Il nous faut constater que le musulman porte toutes les marques de la conviction et de la confiance en une finalité de l’existence et que la vie n’est qu’une étape d’un objectif ultime, eschatologique : l’au-delà ! La foi en une conviction pleinement autonome le conduira consciemment à opérer une véritable mutation de la vision qu’il se fait de lui-même et du monde qui l’entoure, et c’est là qu’il devient très gênant. Il est banal de déclarer que le rationalisme, après avoir identifié la musulmophobie au niveau de la conscience de soi, admettra celle-ci chez le musulmophobe, frappant de ce fait de discrédit ou réduisant tout ce qui, en lui, ne saurait manifestement relever ni de l’une, ni de l’autre.

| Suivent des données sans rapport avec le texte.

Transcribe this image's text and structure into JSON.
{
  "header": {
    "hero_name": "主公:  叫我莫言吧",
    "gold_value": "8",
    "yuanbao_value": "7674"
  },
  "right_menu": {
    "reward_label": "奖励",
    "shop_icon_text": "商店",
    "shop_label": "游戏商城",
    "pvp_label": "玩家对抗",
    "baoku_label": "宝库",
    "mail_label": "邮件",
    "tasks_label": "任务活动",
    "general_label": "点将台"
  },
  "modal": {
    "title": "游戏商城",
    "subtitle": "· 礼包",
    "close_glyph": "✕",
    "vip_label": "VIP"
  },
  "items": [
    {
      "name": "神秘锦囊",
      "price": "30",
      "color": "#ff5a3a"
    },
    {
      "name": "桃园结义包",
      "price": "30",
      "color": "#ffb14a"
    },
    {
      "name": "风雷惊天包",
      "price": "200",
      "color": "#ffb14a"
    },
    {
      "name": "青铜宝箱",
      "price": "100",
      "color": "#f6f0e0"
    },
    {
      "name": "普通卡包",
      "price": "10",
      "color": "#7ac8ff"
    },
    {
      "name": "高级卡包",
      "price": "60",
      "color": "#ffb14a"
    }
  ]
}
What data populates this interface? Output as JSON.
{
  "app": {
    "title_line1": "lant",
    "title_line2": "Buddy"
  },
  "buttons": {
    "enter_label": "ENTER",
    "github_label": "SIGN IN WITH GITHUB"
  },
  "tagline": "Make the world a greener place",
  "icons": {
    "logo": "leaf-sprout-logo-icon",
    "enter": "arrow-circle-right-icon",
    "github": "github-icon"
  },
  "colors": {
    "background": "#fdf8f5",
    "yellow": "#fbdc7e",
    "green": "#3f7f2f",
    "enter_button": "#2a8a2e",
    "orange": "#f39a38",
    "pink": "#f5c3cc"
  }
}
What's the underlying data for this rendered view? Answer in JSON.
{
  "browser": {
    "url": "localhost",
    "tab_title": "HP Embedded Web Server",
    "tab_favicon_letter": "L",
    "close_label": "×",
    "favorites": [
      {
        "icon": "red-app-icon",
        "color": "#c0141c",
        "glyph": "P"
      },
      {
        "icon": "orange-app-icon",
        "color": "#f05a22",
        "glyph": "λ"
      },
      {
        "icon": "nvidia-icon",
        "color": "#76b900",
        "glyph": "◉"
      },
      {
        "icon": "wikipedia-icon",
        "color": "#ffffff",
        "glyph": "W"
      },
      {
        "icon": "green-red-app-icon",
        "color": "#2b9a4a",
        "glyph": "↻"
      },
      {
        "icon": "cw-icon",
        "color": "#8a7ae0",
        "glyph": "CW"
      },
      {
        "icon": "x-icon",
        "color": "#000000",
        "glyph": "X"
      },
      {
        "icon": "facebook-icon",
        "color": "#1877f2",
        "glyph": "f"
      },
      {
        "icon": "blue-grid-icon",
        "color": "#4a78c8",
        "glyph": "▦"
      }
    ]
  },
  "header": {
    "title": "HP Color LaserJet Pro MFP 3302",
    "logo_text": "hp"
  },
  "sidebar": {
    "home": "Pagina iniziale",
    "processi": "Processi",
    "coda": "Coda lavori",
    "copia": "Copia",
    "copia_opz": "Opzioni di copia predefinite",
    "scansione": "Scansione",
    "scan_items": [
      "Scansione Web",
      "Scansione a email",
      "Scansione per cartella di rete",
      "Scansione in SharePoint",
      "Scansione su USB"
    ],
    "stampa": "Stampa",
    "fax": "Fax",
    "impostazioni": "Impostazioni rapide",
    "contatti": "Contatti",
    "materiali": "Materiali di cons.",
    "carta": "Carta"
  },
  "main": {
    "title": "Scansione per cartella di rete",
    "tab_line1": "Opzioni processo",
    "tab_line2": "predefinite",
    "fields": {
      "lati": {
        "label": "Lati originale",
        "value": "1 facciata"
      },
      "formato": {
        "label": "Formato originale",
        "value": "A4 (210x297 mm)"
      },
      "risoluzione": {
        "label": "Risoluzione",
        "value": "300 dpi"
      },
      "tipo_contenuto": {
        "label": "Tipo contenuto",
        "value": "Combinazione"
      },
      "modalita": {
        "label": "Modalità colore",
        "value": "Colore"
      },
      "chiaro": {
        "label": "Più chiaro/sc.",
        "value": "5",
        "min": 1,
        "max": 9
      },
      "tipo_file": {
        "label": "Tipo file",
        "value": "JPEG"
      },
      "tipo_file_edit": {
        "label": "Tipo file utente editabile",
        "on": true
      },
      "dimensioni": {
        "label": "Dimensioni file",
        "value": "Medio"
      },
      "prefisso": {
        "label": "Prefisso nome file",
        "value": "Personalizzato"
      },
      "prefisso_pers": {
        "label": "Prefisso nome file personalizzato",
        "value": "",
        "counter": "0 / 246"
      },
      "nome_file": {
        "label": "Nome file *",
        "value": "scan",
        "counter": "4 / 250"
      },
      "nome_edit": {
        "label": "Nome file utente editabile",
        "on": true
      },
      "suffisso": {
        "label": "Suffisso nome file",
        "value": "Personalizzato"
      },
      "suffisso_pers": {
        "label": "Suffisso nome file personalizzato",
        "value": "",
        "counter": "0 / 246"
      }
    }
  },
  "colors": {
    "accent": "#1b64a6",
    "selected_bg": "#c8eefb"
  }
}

L’essentiel serait sans doute que ce que l’on dépeint comme étant la vision rationaliste de la musulmophobie et du monde vienne à imposer une conception de sa vérité et de sa réalité. Ce savoir, qui est authentique certes, mais qui rompt toutes les amarres avec l’ordre du politiquement ou du socialement correcte. Par expérience le rapport à celle-ci, fait que cette vérité et ce savoir deviennent méconnaissables, sans que cela soulève des protestations effectives ou des contestations virulentes, ce qui du point de vue morale sont le succès et une résistance de l’humanité, au sens de ses valeurs.
La réduction phénoménologique23 du musulman est celle qui invite à le retrouver dans son origine historique et anthropologique en le libérant de la gangue des préjugés et des théories qui nous le masquent. Cette exigence et ce reproche s’adressent en premier lieu à la tradition qu'établit la musulmophobie.
Le musulmophobe a une problématique du monde, entendons du monde où le musulman habite, auquel il existe et qui est pour lui l’endroit et peut-être la limite de toute sa présence. Ainsi s’explique la certitude du musulmophobe, mesure de toute vérité, et, finalement, de toute réalité. Ce système de représentations installe ou plutôt confirme manifestement le primat absolu de la pensée musulmophobe.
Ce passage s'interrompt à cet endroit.